A research group from Taiwan recently published a paper in the European Heart Journal – Digital Health. In that paper, they report on their newly-developed neural network. Its goal is to screen AIs for 13 different ECG features – all at the same time.
ECGs are not just for myocardial infarctions (STEMIs)
In the paper, the team correctly points out that doctors look for more than the evidence of STEMI on an ECG. This is not the first time AIs and ECGs meet. On its own, that may be nice to have, but it’s definitely not enough. In fact, ECG machines come with detection algorithms of their own, but let’s face it: they get really confused when things get complicated. That’s why a deep learning algorithm would be much appreciated in the medical world.
The Taiwanese network
The research team from the China Medical University Hospital at Taiwan were of the same opinion. That’s why they gathered 60,537 labeled ECGs in XML form. Feeding this to a recurrent neural network resulted in a powerful algorithm that outperformed doctor in every aspect. We know it because Chang et al. put cardiologists, emergency doctors and internists to the same test as the AI. The result – the algorithm beat everybody, some by a wide margin!

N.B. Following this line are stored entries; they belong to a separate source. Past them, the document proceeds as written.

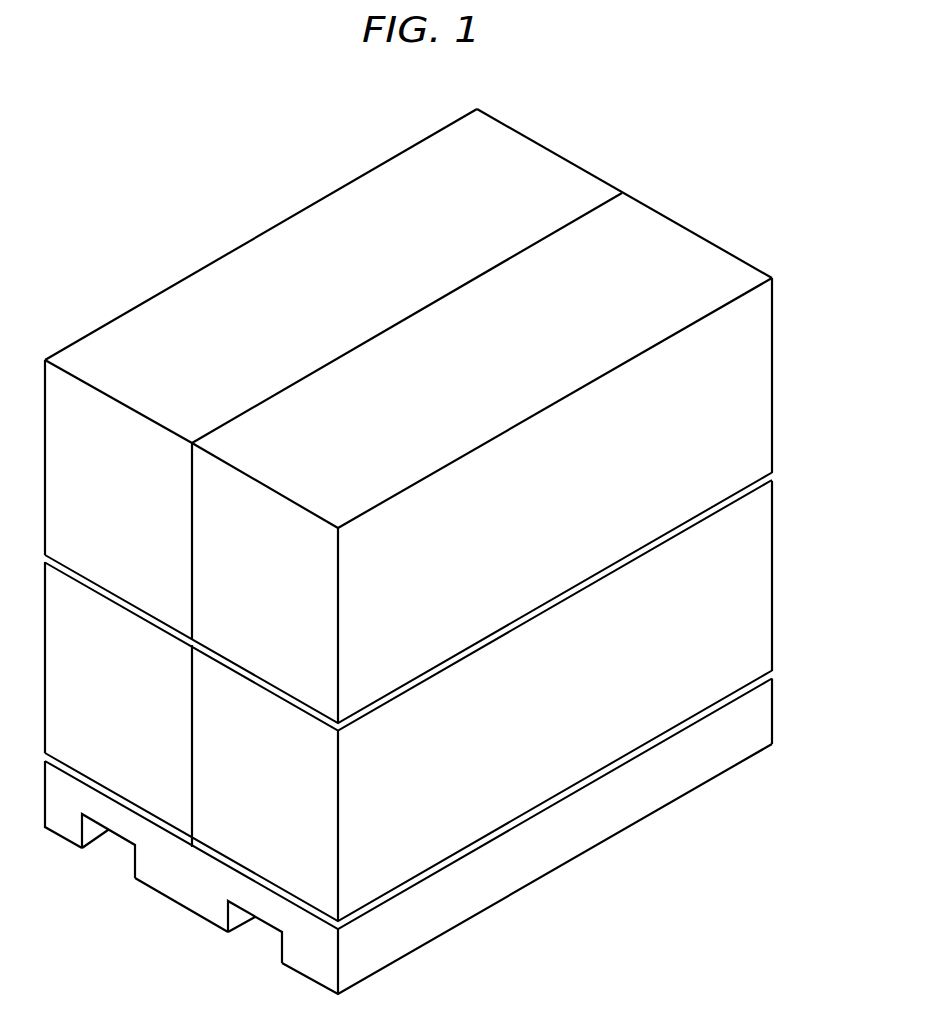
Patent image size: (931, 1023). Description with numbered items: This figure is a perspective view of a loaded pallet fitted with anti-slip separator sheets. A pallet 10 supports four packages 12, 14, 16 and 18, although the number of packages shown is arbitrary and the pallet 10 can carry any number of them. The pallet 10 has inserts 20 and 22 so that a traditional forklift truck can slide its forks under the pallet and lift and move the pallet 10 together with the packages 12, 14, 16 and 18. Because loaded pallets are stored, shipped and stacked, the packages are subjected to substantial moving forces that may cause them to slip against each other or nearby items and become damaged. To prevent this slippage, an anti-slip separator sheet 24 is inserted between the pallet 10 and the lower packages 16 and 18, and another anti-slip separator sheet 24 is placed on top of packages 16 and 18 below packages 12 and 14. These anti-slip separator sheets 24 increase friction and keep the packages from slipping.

The pallet 10 is at (627, 805).
The package 12 is at (124, 514).
The package 14 is at (270, 600).
The package 16 is at (124, 714).
The package 18 is at (270, 802).
The insert 20 is at (110, 847).
The insert 22 is at (262, 930).
The anti-slip separator sheet 24 is at (730, 498).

That should not come as a big surprise – doctors on average struggle with ECGs, too.
The multi-labeling system
The novelty of this system is that it can diagnose 13 different ECG features at the same time. This is harder than it sounds, as complicated ECGs with multiple abnormalities are really difficult to make sense of. That’s where doctors usually perform worst as well – fixating on one problem and missing the rest. Multi-labeling ECGs like that is a great feature to have; we hope to see it embedded in ECG machines soon!